Blandina: “Questi accadimenti aumentano la sensazione di sconforto ma non devono condizionare l'operato di quanti s'impegnano nella nostra città”. Il Consiglio della Facoltà di Scienze della Formazione ha approvato un documento per esprimere solidarietà
Il giorno dopo il gravissimo atto intimidatorio al preside della Facoltà di Scienze della Formazione dell’Università di Messina , Antonino Pennisi – destinatario di una busta contenente dei bossoli di pistola – arriva l’attestato di solidarietà della Confindustria .
“Esprimiamo la nostra piena solidarietà al Prof. Antonio Pennisi per la vile intimidazione subita-. Lo dichiara il Presidente Ivo Blandina.-Questi accadimenti- – aggiunge, con riferimento al precedente incendio appiccato alla Facoltà di Lettere – -aumentano la sensazione di sconforto ma non devono condizionare l’operato di quanti s’impegnano nella nostra città, nel nostro importante Ateneo, sul versante della formazione. La coscienza civile si rafforza anche grazie all’attività quotidiana di persone come il Prof. Pennisi.-
Ricordiamo che oltre ai bossoli, nella busta recapitata al preside, c’era anche un biglietto contenente pesanti minacce nei confronti del docente attualmente impegnato con una sessione di laurea. Sulla vicenda stanno indagando i Carabinieri, il quali sono convinti che il grave episodio sia da mettere in relazione alla sfera professionale del professor Pennisi.

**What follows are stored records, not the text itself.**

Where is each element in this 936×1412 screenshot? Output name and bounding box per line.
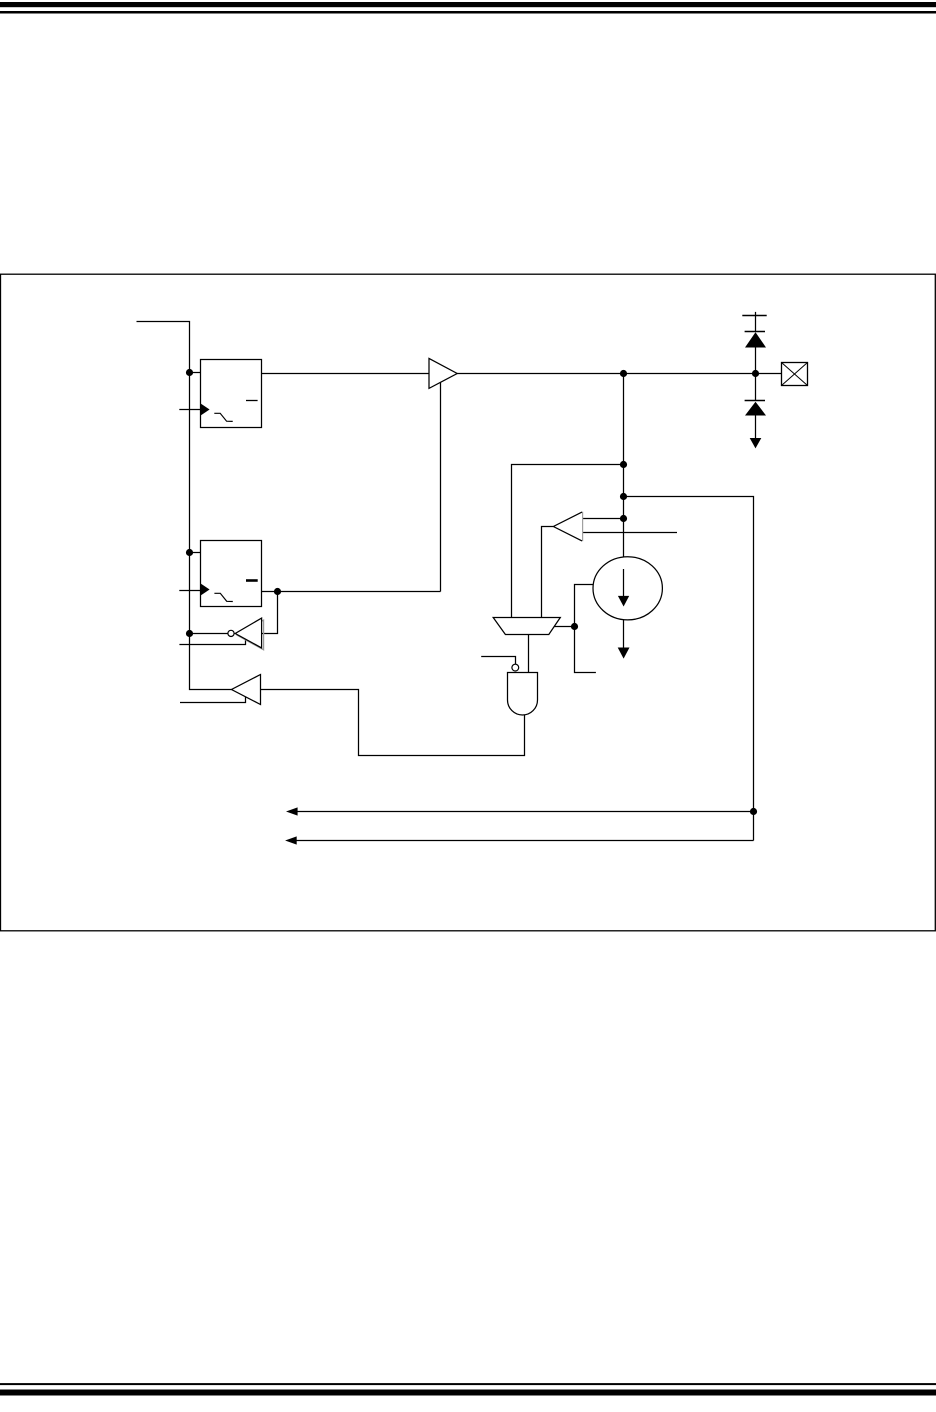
wire RD PORT arrow line [296,811,754,813]
node pin net feedback tap [620,493,627,500]
wire current source gate run [575,585,596,673]
node pin line diodes [752,370,759,377]
arrowhead second [285,836,297,844]
wire output buffer to pin pad [457,373,782,375]
wire data latch D input [190,372,201,374]
NAND gate input bubble [512,664,519,671]
TRIS latch clock wedge [201,584,210,595]
wire TRIS latch Q run [262,591,441,593]
wire TRIS latch CK input [179,590,200,592]
arrowhead current source to VSS [618,648,630,659]
protection diode to VSS [745,402,766,416]
wire TRIS latch D input [190,552,201,554]
Schmitt trigger input buffer [553,512,582,541]
VSS arrowhead below diode [750,438,762,448]
node data bus / data latch D [186,369,193,376]
wire tri-state enable from TRIS Q [440,383,442,592]
wire Schmitt output to mux right input [542,527,554,618]
TRIS latch [201,541,262,607]
protection diode to VSS cathode bar [755,374,757,401]
wire data latch Q to output buffer [262,373,430,375]
I/O pin pad [782,363,808,386]
footer rules [0,1383,936,1385]
wire RD TRIS enable stub [179,639,245,645]
TRIS latch enable curve [214,593,232,601]
node pin net mux tap [620,461,627,468]
port read buffer [232,675,261,705]
wire pin net vertical [623,374,625,558]
wire mux output to NAND input [528,635,530,673]
figure frame [1,274,936,931]
protection diode to VDD cathode bar [745,331,765,333]
wire RD PORT enable stub [180,697,246,703]
tri-state output buffer [429,358,457,388]
weak pull-up current source [593,557,662,620]
TRIS read inverter shadow [237,620,263,650]
node feedback rail / arrow line [750,808,757,815]
Schmitt trigger input buffer base (gray) [581,512,583,542]
VDD rail symbol [755,312,757,332]
node pin line branch [620,370,627,377]
NAND gate [508,673,538,716]
data latch enable curve [214,413,232,421]
wire data latch CK input [179,409,200,411]
node mux select / current source gate [571,623,578,630]
wire port read buffer input from NAND output [261,690,525,756]
wire pin net to Schmitt input [582,518,624,520]
node data bus / TRIS latch D [186,549,193,556]
arrowhead RD PORT [286,807,298,815]
node data bus / inverter output [186,630,193,637]
current source output line [623,620,625,649]
TRIS latch Q-bar label bar [246,579,258,582]
wire mux select tap [554,626,575,628]
data latch Q-bar label bar [246,400,258,402]
node TRIS Q tap [274,588,281,595]
analog input mux [493,618,560,635]
TRIS read inverter bubble [228,630,234,636]
TRIS read inverter [235,618,261,648]
header rules [0,2,936,7]
node pin net Schmitt tap [620,515,627,522]
wire TRIS read inverter output to bus [190,633,235,635]
wire data bus vertical with top stub and port-read output run [137,322,232,690]
protection diode to VDD [745,332,766,347]
wire pin net feedback to right rail [624,497,754,841]
wire TRIS read inverter input tap [262,592,278,634]
wire NAND inverted input stub [481,657,515,665]
current source internal arrow [623,569,625,597]
wire Schmitt second input stub [582,532,678,534]
data latch [201,360,262,428]
wire second arrow line [295,840,754,842]
wire pin net to mux left input [512,465,624,618]
data latch clock wedge [201,404,210,415]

Anche il Consiglio della Facoltà di Scienze della Formazione riunitosi oggi pomeriggio, in seguito al grave atto di intimidazione rivolto al Preside della Facoltà ha approvato il seguente documento:
“Il corpo docente e il personale tecnico amministrativo della Facoltà di Scienze della Formazione sentono la necessità di esprimere la propria solidarietà al Preside, Antonino Pennisi, oggetto di un grave atto di intimidazione. Ben conoscendo ed appoggiando l’impegno e lo slancio con i quali il proprio Preside ha agito, nel corso di questi anni, per ammodernare e qualificare ulteriormente la Facoltà in ogni suo settore e per la difesa di ogni forma di legalità, il personale tecnico amministrativo e i docenti intendono con forza ribadire che ogni azione intimidatoria nei confronti del proprio Preside è da tutti vissuta come intimidazione ad un unico corpo che, solidale con lui, resterà saldo nella propria azione istituzionale e fermo nella propria scelta di rinnovamento”.
Già nella serata di ieri, era scattata immediata anche la solidarietà del Senato Accademico che -si ritiene direttamente coinvolto da questo atto vile e interpreta l’analogo forte sentimento della intera Comunità Universitaria-, consapevole che “le direttive amministrative e le decisioni accademiche, assunte in difesa delle regole, a sostegno del cambiamento, largamente condivise dal personale docente e tecnico-amministrativo dell’Ateneo, possano aver sconvolto modelli comportamentali di vecchio segno, non più tollerabili nello scenario nazionale e locale-.